Cu – Ni Concentration Gradient Alloy for Antimicrobial Efficacy Testing

Additonal authors: Asselin, E.. Book title: Proceedings of the 58th Conference of Metallurgists Hosting Copper 2019. Chapter: . Chapter title:

Proceedings, Vol. Proceedings of the 58th Conference of Metallurgists Hosting Copper 2019, 2019

Khorami, H. A.

A copper–nickel concentration gradient alloy was designed and fabricated through a powder metallurgy (PM) process. Copper and nickel powders were mixed with different weight ratios from 0 to 100% copper in 10% increments. Each powder mixture was poured inside a cylindrical die and compacted between two punches using a hydraulic press machine at pressures up to 70 MPa, resulting in approximately 1 mm thick layers (discs) of pressed Cu–Ni powder. These 11 Cu–Ni compacted powder layers, i.e. 0–100% Cu with 10% increments, were then compressed together with pressures up to 420 MPa to form a green part. The green part was sintered in a vacuum furnace at 1000°C for 10 hours to form a solid mass (PM part) of Cu–Ni concentration gradient alloy.
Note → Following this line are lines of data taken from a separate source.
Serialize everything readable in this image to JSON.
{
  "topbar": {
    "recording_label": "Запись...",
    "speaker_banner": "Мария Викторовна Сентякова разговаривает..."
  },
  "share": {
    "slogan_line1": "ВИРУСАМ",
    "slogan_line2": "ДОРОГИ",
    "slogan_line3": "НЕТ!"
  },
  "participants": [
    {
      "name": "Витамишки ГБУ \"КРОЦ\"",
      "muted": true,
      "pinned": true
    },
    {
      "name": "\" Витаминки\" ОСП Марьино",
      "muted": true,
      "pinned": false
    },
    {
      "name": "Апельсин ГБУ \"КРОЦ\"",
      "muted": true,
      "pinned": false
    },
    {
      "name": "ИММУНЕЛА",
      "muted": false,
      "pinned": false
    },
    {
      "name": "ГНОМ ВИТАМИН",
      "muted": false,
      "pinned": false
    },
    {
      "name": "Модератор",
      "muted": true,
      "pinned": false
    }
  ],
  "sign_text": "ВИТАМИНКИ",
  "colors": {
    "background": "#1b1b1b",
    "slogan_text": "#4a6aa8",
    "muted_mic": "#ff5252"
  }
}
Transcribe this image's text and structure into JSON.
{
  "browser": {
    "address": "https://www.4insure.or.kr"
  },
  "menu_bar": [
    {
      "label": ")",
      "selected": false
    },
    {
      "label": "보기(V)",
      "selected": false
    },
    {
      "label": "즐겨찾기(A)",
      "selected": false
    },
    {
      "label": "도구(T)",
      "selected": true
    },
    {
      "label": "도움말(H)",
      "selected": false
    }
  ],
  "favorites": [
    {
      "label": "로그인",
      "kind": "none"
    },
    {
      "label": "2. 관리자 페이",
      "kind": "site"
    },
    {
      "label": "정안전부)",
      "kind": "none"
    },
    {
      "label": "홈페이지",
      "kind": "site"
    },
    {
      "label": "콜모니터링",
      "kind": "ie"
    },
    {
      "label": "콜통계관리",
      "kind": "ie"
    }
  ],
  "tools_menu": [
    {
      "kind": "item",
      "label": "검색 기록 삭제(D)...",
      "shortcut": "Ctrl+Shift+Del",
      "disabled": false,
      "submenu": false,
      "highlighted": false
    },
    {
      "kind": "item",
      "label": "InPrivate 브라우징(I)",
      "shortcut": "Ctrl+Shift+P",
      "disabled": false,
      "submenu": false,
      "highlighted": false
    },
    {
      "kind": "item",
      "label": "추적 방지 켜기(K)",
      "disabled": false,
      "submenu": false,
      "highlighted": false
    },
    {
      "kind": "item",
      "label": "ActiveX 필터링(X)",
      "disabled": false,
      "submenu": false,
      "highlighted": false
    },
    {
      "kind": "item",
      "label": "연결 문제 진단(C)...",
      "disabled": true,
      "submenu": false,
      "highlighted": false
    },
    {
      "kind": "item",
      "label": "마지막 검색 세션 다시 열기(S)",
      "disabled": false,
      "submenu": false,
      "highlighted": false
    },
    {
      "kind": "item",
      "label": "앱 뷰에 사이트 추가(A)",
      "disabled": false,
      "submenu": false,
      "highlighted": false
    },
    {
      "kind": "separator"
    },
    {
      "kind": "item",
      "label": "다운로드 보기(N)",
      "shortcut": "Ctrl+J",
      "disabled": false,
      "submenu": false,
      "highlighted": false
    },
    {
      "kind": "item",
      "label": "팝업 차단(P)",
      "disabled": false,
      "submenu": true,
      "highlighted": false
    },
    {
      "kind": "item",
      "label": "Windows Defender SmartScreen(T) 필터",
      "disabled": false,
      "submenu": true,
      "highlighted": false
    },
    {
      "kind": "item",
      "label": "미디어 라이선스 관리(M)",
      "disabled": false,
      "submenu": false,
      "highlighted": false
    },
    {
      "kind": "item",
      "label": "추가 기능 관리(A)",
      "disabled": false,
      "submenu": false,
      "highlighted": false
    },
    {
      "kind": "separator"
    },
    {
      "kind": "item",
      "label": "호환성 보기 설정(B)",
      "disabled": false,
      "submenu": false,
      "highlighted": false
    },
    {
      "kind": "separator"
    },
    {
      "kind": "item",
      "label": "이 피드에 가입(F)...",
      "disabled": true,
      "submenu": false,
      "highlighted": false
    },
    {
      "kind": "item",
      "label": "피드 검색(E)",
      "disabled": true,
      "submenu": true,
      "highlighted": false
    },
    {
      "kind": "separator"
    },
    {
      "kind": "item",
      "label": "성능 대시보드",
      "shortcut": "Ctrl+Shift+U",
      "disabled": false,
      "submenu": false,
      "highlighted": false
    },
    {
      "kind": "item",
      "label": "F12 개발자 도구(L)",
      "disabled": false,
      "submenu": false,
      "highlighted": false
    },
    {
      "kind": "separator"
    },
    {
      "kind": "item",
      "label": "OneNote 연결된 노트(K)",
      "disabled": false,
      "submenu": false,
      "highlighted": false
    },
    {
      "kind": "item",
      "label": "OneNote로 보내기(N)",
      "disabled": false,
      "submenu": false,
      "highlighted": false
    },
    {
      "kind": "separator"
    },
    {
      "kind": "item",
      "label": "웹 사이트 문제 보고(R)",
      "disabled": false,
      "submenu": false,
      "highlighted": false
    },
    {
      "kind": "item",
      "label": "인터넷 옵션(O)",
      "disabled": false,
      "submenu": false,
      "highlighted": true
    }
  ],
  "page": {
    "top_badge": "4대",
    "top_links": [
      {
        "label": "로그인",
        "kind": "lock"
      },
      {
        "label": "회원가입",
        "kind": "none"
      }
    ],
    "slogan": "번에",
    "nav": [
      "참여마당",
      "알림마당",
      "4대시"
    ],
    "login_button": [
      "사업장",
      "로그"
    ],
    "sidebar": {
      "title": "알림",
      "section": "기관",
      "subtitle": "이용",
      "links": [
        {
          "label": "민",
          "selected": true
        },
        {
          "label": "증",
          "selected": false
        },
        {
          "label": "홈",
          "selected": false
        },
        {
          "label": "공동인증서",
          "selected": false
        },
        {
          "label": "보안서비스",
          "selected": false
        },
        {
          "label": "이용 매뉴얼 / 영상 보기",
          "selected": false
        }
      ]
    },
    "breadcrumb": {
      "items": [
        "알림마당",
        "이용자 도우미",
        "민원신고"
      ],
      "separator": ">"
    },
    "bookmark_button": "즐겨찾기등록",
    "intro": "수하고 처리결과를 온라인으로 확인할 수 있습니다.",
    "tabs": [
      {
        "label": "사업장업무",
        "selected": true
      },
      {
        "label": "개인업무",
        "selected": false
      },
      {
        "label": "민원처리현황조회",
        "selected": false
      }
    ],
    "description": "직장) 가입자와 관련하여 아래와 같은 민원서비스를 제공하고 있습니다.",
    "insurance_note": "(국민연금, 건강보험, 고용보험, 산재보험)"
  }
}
In the sintering process, Cu and Ni particles fused together and formed a single piece due to diffusion of the atoms across the boundaries of the particles. The diffusion of atoms also converted the stepwise concentration change into a uniform concentration gradient. INTRODUCTION Copper has numerous applications in different industrial sectors due to its superior physical, electrical, mechanical and chemical properties such as its excellent thermal and electrical conductivity, resistance to fatigue, high ductility, and resistance to corrosion. Moreover, copper and its alloys have natural antimicrobial properties. This has opened up new applications for copper–based self–disinfecting surfaces in healthcare in an effort to mitigate healthcare–associated infections (HAIs). HAIs affect millions of patients each year, leading to significant morbidity and mortality as well as financial losses to healthcare systems (World Health Organization, 2016). HAIs spread through three main routes: (a) iatrogenic in which HAIs are a direct consequence of medical encounters and/or treatment; (b) person to person where organisms are transferred between healthcare workers, patients, and visitors; and (c) environmental where transmission occurs via contaminated surfaces and equipment (e.g. doorknobs, railings, toilets/commodes, medical carts). The use of antimicrobial copper–based materials on high touch surfaces could diminish pathogen transmission via this latter rout. This has subsequently led to the development of a variety of copper–based materials for use in healthcare settings and promoted the investigation of the antimicrobial efficacy of copper–based materials.